Richard D. Granstein, chairman of dermatology at Weill Medical College, questioned whether stress-relieving treatments could get rid of anyone’s pimples. “We can’t be absolutely certain until we can prove that these therapies directly alter a patient’s skin,” Dr. Granstein said. “It can’t hurt your pimples to take up yoga or tai chi, as long as you’re still using your acne creams.”
Seeking Relief? Just Inhale
BEAUTY products designed to heal the skin by calming the mind represent a small but growing trend. “The best of the new antistress products marry aromatherapy, which works on your emotions through smell, with high-tech skin care,” said Jenny B. Fine, editor of the cosmetics trade magazine WWD Beauty Biz. To test the products’ claims, Diane Madfes, a New York dermatologist, examined the ingredient lists on a sampling of mind-body beauty items.
Origins Peace of Mind Cease and De-stress Diffuser, $12.50, www.origins.com.
One whiff of the peppermint and eucalyptus in this pocket-size aromatic tube is supposed to relax you in an instant. Some scientific evidence does back up the assumption that peppermint has a calming effect, Dr. Madfes said. “I think taking a deep breath of this makes you stop for a moment, slow down and de-stress,” she said.

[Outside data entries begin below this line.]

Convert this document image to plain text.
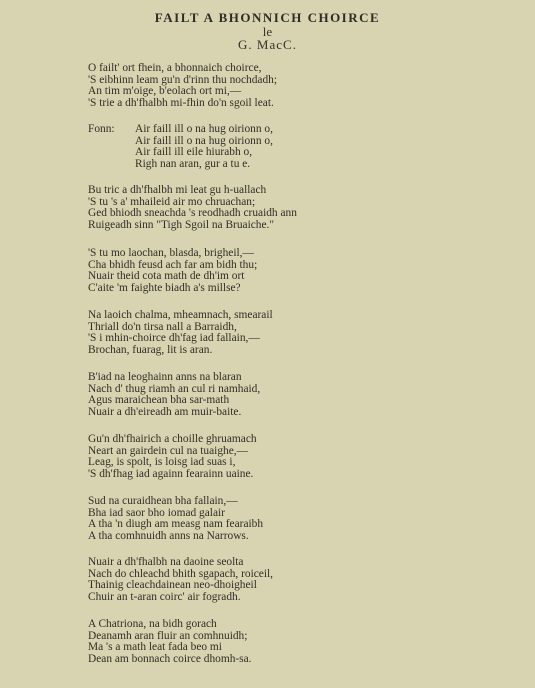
FAILT A BHONNICH CHOIRCE
le
G. MacC.
O failt' ort fhein, a bhonnaich choirce,
'S eibhinn leam gu'n d'rinn thu nochdadh;
An tim m'oige, b'eolach ort mi,—
'S trie a dh'fhalbh mi-fhin do'n sgoil leat.
Fonn: Air faill ill o na hug oirionn o,
Air faill ill o na hug oirionn o,
Air faill ill eile hiurabh o,
Righ nan aran, gur a tu e.
Bu tric a dh'fhalbh mi leat gu h-uallach
'S tu 's a' mhaileid air mo chruachan;
Ged bhiodh sneachda 's reodhadh cruaidh ann
Ruigeadh sinn "Tigh Sgoil na Bruaiche."
'S tu mo laochan, blasda, brigheil,—
Cha bhidh feusd ach far am bidh thu;
Nuair theid cota math de dh'im ort
C'aite 'm faighte biadh a's millse?
Na laoich chalma, mheamnach, smearail
Thriall do'n tirsa nall a Barraidh,
'S i mhin-choirce dh'fag iad fallain,—
Brochan, fuarag, lit is aran.
B'iad na leoghainn anns na blaran
Nach d' thug riamh an cul ri namhaid,
Agus maraichean bha sar-math
Nuair a dh'eireadh am muir-baite.
Gu'n dh'fhairich a choille ghruamach
Neart an gairdein cul na tuaighe,—
Leag, is spolt, is loisg iad suas i,
'S dh'fhag iad againn fearainn uaine.
Sud na curaidhean bha fallain,—
Bha iad saor bho iomad galair
A tha 'n diugh am measg nam fearaibh
A tha comhnuidh anns na Narrows.
Nuair a dh'fhalbh na daoine seolta
Nach do chleachd bhith sgapach, roiceil,
Thainig cleachdainean neo-dhoigheil
Chuir an t-aran coirc' air fogradh.
A Chatriona, na bidh gorach
Deanamh aran fluir an comhnuidh;
Ma 's a math leat fada beo mi
Dean am bonnach coirce dhomh-sa.
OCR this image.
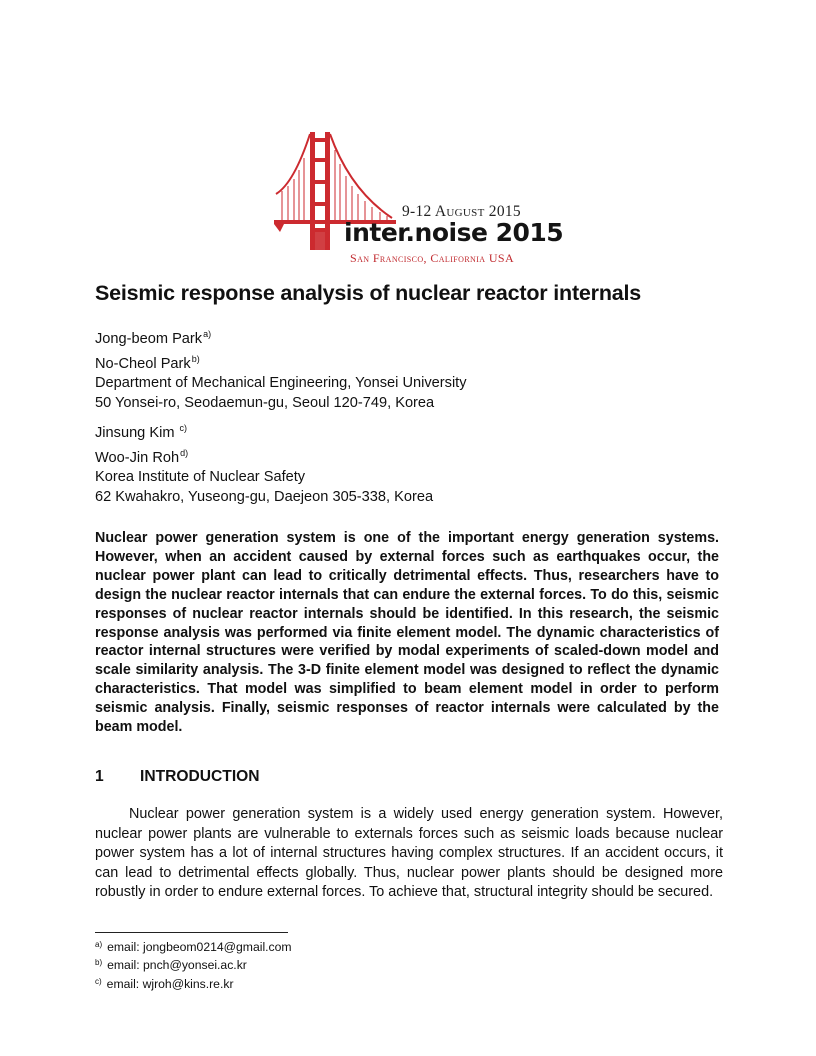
9-12 August 2015
inter.noise 2015
San Francisco, California USA
Seismic response analysis of nuclear reactor internals
Jong-beom Park$^{a)}$
No-Cheol Park$^{b)}$
Department of Mechanical Engineering, Yonsei University
50 Yonsei-ro, Seodaemun-gu, Seoul 120-749, Korea
Jinsung Kim $^{c)}$
Woo-Jin Roh$^{d)}$
Korea Institute of Nuclear Safety
62 Kwahakro, Yuseong-gu, Daejeon 305-338, Korea
Nuclear power generation system is one of the important energy generation systems. However, when an accident caused by external forces such as earthquakes occur, the nuclear power plant can lead to critically detrimental effects. Thus, researchers have to design the nuclear reactor internals that can endure the external forces. To do this, seismic responses of nuclear reactor internals should be identified. In this research, the seismic response analysis was performed via finite element model. The dynamic characteristics of reactor internal structures were verified by modal experiments of scaled-down model and scale similarity analysis. The 3-D finite element model was designed to reflect the dynamic characteristics. That model was simplified to beam element model in order to perform seismic analysis. Finally, seismic responses of reactor internals were calculated by the beam model.
1 INTRODUCTION
Nuclear power generation system is a widely used energy generation system. However, nuclear power plants are vulnerable to externals forces such as seismic loads because nuclear power system has a lot of internal structures having complex structures. If an accident occurs, it can lead to detrimental effects globally. Thus, nuclear power plants should be designed more robustly in order to endure external forces. To achieve that, structural integrity should be secured.
$^{a)}$ email: jongbeom0214@gmail.com
$^{b)}$ email: pnch@yonsei.ac.kr
$^{c)}$ email: wjroh@kins.re.kr
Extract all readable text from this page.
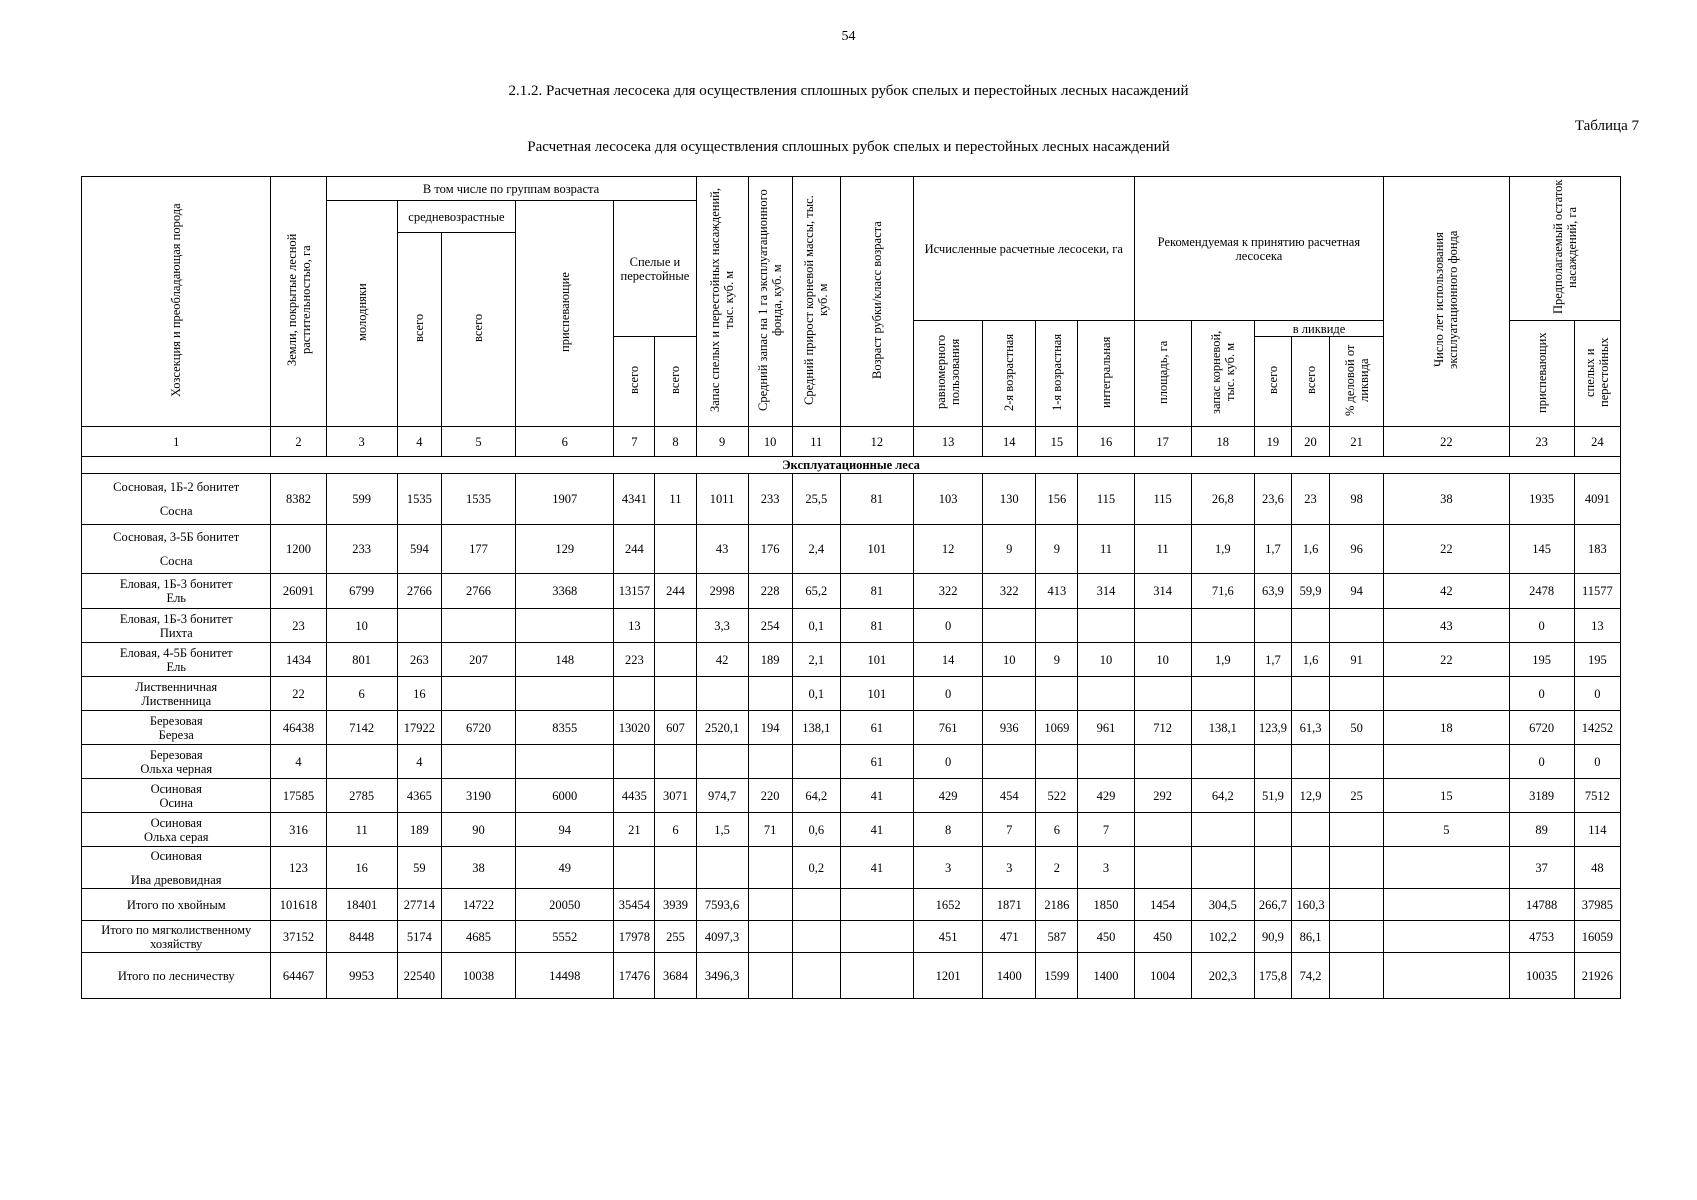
54
2.1.2. Расчетная лесосека для осуществления сплошных рубок спелых и перестойных лесных насаждений
Таблица 7
Расчетная лесосека для осуществления сплошных рубок спелых и перестойных лесных насаждений
Хозсекция и преобладающая порода	Земли, покрытые лесной растительностью, га	В том числе по группам возраста						Запас спелых и перестойных насаждений, тыс. куб. м	Средний запас на 1 га эксплуатационного фонда, куб. м	Средний прирост корневой массы, тыс. куб. м	Возраст рубки/класс возраста	Исчисленные расчетные лесосеки, га				Рекомендуемая к принятию расчетная лесосека					Число лет использования эксплуатационного фонда	Предполагаемый остаток насаждений, га	
		молодняки	средневозрастные		приспевающие	Спелые и перестойные																	
			всего	всего																			
												равномерного пользования	2-я возрастная	1-я возрастная	интегральная	площадь, га	запас корневой, тыс. куб. м	в ликвиде				приспевающих	спелых и перестойных
						всего	всего											всего	всего	% деловой от ликвида			
1	2	3	4	5	6	7	8	9	10	11	12	13	14	15	16	17	18	19	20	21	22	23	24
Эксплуатационные леса																							

Сосновая, 1Б-2 бонитет
Сосна	8382	599	1535	1535	1907	4341	11	1011	233	25,5	81	103	130	156	115	115	26,8	23,6	23	98	38	1935	4091

Сосновая, 3-5Б бонитет
Сосна	1200	233	594	177	129	244		43	176	2,4	101	12	9	9	11	11	1,9	1,7	1,6	96	22	145	183

Еловая, 1Б-3 бонитет
Ель	26091	6799	2766	2766	3368	13157	244	2998	228	65,2	81	322	322	413	314	314	71,6	63,9	59,9	94	42	2478	11577

Еловая, 1Б-3 бонитет
Пихта	23	10				13		3,3	254	0,1	81	0									43	0	13

Еловая, 4-5Б бонитет
Ель	1434	801	263	207	148	223		42	189	2,1	101	14	10	9	10	10	1,9	1,7	1,6	91	22	195	195

Лиственничная
Лиственница	22	6	16							0,1	101	0										0	0

Березовая
Береза	46438	7142	17922	6720	8355	13020	607	2520,1	194	138,1	61	761	936	1069	961	712	138,1	123,9	61,3	50	18	6720	14252

Березовая
Ольха черная	4		4								61	0										0	0

Осиновая
Осина	17585	2785	4365	3190	6000	4435	3071	974,7	220	64,2	41	429	454	522	429	292	64,2	51,9	12,9	25	15	3189	7512

Осиновая
Ольха серая	316	11	189	90	94	21	6	1,5	71	0,6	41	8	7	6	7						5	89	114

Осиновая
Ива древовидная	123	16	59	38	49					0,2	41	3	3	2	3							37	48
Итого по хвойным	101618	18401	27714	14722	20050	35454	3939	7593,6				1652	1871	2186	1850	1454	304,5	266,7	160,3			14788	37985
Итого по мягколиственному хозяйству	37152	8448	5174	4685	5552	17978	255	4097,3				451	471	587	450	450	102,2	90,9	86,1			4753	16059
Итого по лесничеству	64467	9953	22540	10038	14498	17476	3684	3496,3				1201	1400	1599	1400	1004	202,3	175,8	74,2			10035	21926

Cellcosmet Anti-Stress Cream Mask, $85, www.zitomer.com.
This moisturizing mask with plant extracts promises to detoxify and soften skin. “Just the act of applying a face mask should relax you,” she said. “The orange flower and rosewater in this mask should be calming and nonirritating, while the clay would exfoliate dry skin for a fresher appearance.”
Estee Lauder Stress Relief Eye Mask, $29.50, www.esteelauder.com.
“The aloe and cucumber in these eye pads are great natural anti-inflammatories that will calm skin, and the retinol should help restore collagen production,” Dr. Madfes said. “The hydrating effect will make the skin look better, and just by putting pads on your face, you’ll be shutting your eyes and getting a few minutes of relaxation.”
Molton Brown Seamoss Stress Relieving Hydrosoak, $29, www.moltonbrown.co.uk.
“Anybody who makes time to have a bath is going to get stress relief,” Dr. Madfes said. “The seaweed extracts are both anti-inflammatory and good hydrators, while the Dead Sea salt is a great exfoliator.”
skyn ICELAND Anti-Stress Oral Spray With Angelica Archangelica, $25, www.skyniceland.com.
“If you stop, take a deep breath and spray this in your mouth, it’s very cooling and calming,” Dr. Madfes said. Green tea, an antioxidant, may help reduce damage from sun, stress and pollution.